Outdoor judo starts today!
Today was the return of my Saturday morning coaching gig. In an ordinary year, this program runs from October to March, and takes place indoors- the model of the program being that the children would participate in school athletics in the Spring and Summer. With social distancing guidelines still in place, we have adapted to the new conditions, and will be running an outdoor program throughout May and June, a semester of eight weeks rather than our traditional ten.
Judo being a contact sport, we haven't really been able to conduct complete classes in which the kids can compete with each other.
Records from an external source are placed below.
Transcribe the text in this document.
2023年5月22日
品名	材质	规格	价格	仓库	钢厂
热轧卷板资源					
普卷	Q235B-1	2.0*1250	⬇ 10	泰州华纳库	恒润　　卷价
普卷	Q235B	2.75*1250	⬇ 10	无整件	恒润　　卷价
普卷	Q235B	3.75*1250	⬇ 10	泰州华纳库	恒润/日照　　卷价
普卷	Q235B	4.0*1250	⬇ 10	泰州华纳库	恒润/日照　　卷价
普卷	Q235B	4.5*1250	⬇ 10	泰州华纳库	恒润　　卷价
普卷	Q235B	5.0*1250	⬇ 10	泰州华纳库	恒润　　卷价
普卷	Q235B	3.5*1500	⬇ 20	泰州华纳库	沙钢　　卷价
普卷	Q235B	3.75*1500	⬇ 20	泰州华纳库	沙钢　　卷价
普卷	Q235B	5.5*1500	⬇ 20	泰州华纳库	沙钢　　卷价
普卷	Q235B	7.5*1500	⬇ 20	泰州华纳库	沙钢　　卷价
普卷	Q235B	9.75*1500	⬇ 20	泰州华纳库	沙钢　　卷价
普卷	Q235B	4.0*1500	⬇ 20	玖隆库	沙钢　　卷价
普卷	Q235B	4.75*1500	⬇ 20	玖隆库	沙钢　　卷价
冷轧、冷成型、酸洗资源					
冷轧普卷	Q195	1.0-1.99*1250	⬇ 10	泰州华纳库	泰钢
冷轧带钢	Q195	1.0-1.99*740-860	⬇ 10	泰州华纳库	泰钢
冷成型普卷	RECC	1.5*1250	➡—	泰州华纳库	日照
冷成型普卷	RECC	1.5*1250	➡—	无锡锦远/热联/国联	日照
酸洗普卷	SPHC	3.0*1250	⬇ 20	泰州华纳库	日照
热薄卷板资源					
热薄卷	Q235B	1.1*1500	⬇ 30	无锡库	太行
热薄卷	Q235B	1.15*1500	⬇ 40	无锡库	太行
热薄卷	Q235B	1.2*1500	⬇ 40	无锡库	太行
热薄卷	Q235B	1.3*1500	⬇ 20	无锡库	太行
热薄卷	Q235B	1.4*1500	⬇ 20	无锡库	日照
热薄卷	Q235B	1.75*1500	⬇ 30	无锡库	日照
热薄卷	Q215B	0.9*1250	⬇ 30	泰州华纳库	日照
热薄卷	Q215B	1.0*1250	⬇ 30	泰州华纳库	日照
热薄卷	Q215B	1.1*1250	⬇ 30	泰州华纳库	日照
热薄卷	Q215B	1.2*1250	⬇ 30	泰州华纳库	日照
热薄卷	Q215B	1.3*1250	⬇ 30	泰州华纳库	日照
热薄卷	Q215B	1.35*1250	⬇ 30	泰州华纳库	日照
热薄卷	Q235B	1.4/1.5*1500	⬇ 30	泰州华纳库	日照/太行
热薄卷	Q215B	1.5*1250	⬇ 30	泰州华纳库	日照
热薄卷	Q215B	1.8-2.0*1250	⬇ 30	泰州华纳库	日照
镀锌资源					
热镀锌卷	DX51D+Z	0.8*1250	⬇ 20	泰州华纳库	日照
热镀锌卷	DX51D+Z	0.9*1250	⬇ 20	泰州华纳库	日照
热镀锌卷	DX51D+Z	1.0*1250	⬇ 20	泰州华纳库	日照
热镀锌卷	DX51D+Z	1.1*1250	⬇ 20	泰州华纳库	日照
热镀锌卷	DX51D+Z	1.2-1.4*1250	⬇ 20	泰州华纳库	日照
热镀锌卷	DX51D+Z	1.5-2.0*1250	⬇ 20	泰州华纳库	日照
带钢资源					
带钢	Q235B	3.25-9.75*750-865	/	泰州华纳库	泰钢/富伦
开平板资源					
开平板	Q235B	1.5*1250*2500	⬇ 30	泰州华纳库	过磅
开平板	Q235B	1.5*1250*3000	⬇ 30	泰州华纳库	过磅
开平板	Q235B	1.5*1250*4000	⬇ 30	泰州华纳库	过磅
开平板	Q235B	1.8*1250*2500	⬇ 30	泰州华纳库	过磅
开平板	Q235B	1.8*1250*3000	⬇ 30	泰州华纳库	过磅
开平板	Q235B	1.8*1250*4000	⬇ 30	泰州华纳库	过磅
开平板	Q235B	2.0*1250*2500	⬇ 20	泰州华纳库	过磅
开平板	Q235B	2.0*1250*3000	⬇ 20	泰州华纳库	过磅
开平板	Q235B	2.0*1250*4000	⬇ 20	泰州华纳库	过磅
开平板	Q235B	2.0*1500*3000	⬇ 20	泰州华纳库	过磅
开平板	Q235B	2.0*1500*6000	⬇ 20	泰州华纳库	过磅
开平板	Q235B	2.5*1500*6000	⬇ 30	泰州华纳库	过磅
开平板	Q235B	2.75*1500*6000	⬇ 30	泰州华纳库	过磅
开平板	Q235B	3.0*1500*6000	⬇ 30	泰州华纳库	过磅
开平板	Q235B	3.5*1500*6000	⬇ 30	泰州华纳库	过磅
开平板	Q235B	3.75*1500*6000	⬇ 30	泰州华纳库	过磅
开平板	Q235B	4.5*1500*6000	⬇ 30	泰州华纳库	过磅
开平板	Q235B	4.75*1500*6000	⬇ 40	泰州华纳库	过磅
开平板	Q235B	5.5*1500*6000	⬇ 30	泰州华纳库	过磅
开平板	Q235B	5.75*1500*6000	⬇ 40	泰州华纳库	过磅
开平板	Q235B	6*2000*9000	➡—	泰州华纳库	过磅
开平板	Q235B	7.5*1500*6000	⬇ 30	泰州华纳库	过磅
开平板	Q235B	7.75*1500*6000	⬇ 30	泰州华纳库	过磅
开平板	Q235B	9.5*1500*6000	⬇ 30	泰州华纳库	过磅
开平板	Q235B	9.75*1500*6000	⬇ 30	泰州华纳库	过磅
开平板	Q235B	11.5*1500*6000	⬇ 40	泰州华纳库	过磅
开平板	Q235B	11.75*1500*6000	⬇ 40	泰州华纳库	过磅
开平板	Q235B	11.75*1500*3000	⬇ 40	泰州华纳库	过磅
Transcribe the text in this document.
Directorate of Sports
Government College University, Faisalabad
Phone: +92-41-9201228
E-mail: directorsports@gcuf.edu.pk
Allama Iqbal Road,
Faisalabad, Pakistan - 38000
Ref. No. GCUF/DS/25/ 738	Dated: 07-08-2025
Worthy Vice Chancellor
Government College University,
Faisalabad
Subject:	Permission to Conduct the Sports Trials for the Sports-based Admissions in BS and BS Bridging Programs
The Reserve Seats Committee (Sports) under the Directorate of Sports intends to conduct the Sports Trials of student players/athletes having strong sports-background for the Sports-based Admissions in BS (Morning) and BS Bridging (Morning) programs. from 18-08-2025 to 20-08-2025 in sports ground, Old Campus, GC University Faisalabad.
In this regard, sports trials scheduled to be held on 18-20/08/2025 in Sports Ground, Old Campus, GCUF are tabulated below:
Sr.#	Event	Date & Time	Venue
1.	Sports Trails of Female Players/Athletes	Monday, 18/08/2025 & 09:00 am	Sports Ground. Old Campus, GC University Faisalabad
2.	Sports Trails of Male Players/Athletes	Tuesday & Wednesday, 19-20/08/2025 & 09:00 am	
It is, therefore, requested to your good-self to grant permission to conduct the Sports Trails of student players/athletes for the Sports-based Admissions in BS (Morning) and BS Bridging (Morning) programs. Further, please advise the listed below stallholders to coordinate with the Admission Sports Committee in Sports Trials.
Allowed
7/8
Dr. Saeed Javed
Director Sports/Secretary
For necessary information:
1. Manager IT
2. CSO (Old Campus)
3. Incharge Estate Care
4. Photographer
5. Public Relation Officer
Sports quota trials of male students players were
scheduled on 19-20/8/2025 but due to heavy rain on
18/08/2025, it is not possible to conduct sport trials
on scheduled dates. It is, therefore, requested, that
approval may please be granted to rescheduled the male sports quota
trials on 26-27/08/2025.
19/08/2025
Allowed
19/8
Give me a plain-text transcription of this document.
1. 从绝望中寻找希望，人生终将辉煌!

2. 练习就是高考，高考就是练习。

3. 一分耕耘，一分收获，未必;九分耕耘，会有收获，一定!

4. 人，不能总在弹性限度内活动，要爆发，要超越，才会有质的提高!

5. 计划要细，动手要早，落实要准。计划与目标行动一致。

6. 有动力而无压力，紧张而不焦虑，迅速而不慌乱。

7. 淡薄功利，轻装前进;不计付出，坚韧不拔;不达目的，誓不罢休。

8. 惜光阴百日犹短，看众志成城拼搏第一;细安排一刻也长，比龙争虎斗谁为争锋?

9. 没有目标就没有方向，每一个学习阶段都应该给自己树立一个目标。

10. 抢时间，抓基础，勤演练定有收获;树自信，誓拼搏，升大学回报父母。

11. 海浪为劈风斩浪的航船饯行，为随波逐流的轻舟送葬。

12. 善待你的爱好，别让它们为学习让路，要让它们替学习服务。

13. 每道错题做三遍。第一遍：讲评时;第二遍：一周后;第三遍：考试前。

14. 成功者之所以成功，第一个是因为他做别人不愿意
Today, we just went over the steps necessary for the throws ippon seoi nage, tai otoshi (my personal favorite), and o soto gari. We were practicing in a gorgeous locale on the shore of Long Island Sound, and while the scenery was beautiful, when we started it was windy and a bit chilly for early May.
Of course the highlight of the morning was seeing everyone- administrators, coaches, parents, and kids. We all compared vaccination notes, most of us have received the requisite number of shots (we're not getting any older), and we look forward to a day when we can return to our usual digs, On a sad note, I learned that Roberto Rulli, loving father, doting grandfather, skilled judoka, brilliant mentor, and good friend, passed away at the age of eighty in Florence, Italy. He was a kind man, but one who knew more than a few tricks to use on opponents. Condolences to his loved ones.
After the program ended, a restorative lunch with friends at the venerable Mister Taco in New Rochelle was in order. Some guacamole, a couple of tacos, and a glass of horchata were accompanied by a lively discussion of the infamous North Avenue bars, which from the late seventies to the mid nineties were positively overrun by underage drinkings (uh, I'm not admitting to anything). Yes, until the mid nineties, when there was a drunk driving incident which claimed the life of a teenager, the neighborhood was pretty much a destination for free-range high schoolers looking to get loaded. Thankfully, the county social scene shifted to my neighborhood, where the taverns are more professionally operated, at the time, leaving the former party district of North Avenue open to development by immigrant business owners from Mexico and Jamaica. It was a hell of a nostalgia trip, with tales of debauchery in dives with fetid accommodations... quite the contrast to the morning's wholesome outdoor activity. I think next week, I'll introduce my friends to the varied restaurants on New Rochelle's busy Main Street... there's a really good Peruvian place among the quality Mexican restaurants.
It's good to have this part of my routine return, even though it's not exactly what it was in the Before Times. Someday, we'll be able to really play our sport (my great and good friend Gentle Jimmy G made it clear to me that he's looking forward to beating me up), someday soon. In the meantime, we make do with imparting the bare fundamentals and figuring out how to teach under very limiting circumstances.